I didn’t understand this feeling. Back when I was drawing the strips regularly, I would spend hours on them, no problem. So what is so different now that I can’t find the joy and patience in creation?

Rush Rush Rush

I finally realized that I’d become trapped in a cycle of wanting only the product and seeing the process as a chore. How did I get this way?

It’s a by-product of taking on too many client projects that only prioritized the end product, not the process. A lot of the projects I’ve worked on this year have been to create a thing: a postcard, an illustration, an eblast. My clients just wanted the thing, the commodity, and they budgeted accordingly. I understand– I really do. I work for a lot of non-profits, and budgets are tight everywhere. They need a thing that fits into a big marketing plan, and they only need me to provide a small piece of it.

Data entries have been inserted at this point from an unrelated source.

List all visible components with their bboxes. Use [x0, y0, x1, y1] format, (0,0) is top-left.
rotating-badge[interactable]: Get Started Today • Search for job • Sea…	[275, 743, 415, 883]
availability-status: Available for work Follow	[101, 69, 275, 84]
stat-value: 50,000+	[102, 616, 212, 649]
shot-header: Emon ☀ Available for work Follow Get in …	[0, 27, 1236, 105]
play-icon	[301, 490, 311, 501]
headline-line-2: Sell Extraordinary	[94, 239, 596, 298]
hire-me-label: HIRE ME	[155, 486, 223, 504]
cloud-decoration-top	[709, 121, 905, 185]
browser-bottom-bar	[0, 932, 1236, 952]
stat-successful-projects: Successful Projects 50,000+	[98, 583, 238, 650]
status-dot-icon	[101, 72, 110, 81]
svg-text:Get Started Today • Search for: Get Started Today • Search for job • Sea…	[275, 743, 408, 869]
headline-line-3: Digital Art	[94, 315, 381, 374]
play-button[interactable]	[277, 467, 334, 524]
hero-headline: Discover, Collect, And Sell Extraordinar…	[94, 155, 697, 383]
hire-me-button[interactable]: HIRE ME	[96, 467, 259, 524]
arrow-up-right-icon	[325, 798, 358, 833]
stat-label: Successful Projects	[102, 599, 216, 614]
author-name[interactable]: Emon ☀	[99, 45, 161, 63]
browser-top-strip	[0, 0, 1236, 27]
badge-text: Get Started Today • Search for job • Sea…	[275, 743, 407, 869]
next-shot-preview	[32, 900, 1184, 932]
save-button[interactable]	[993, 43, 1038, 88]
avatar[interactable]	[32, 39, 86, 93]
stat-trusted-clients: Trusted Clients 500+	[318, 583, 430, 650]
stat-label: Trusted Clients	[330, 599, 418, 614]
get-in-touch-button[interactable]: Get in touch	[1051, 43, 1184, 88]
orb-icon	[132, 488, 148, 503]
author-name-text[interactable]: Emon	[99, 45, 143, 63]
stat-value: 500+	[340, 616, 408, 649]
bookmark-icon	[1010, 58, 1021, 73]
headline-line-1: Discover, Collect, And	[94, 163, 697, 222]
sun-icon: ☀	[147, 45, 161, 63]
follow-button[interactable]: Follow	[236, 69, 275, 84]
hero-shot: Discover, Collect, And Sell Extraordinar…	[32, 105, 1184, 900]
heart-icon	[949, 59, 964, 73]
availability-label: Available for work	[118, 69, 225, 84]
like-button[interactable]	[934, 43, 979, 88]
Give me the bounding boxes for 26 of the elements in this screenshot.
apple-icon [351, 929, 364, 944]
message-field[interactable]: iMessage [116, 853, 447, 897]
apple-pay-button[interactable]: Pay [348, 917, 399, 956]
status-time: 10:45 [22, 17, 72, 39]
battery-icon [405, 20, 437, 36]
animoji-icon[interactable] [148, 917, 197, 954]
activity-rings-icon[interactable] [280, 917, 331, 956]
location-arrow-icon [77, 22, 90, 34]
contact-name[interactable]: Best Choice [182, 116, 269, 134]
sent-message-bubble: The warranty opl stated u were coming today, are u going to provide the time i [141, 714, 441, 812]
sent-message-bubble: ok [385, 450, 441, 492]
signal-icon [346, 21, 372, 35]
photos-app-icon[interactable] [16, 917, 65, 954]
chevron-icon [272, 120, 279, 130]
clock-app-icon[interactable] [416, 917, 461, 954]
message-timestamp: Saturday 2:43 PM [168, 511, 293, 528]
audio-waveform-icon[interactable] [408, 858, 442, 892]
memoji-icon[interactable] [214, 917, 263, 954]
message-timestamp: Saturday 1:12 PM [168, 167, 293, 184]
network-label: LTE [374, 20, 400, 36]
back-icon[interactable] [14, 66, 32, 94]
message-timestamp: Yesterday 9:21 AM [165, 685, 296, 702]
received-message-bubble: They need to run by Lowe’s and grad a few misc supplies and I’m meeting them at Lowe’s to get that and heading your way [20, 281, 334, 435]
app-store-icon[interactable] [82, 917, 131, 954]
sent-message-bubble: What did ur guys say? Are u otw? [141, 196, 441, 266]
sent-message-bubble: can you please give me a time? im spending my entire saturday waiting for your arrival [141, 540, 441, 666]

But that’s not a sustainable approach for either a designer or a client. Sure, getting a product is simple, fast, and cheap. But getting the right product takes time and exploration.

The Journey, Not The Destination

Skipping Creative StepsA good designer has a process that works. It involves properly researching the client’s needs, having sit-down meetings to discuss the goals of the project, and figuring out if the thing the client wants will truly serve the needs they think it will. These steps can’t be cut down without the result suffering.

As a counterpoint, I’ve spent the past two months working on a rebrand for the Chicago Fringe Festival. We started by working together as team to explore the personality and history of the organization, understanding the brand personality, finding which aspects need to be highlighted (using patron surveys as a guide for where the current brand and communications were failing to meet needs), exploring visuals that met those personality traits, and then– only after all that– did we find a logo and branding system that fulfilled the Fringe’s real needs. We took that journey together, so we were all invested in getting the final product right.

Sure, I could’ve thrown together a logo for them in a week, but it wouldn’t have been the RIGHT logo.

The Takeaway

This experience has helped me understand the need to slow down and do things right. Sure, it will take longer and cost more, but I’d rather provide creative solutions that are the best they can be rather than the bare minimum.

When you hire a designer, you are buying a service, not a commodity. The more you value that service and the process that goes along with it, the better the end product will be at serving your real needs.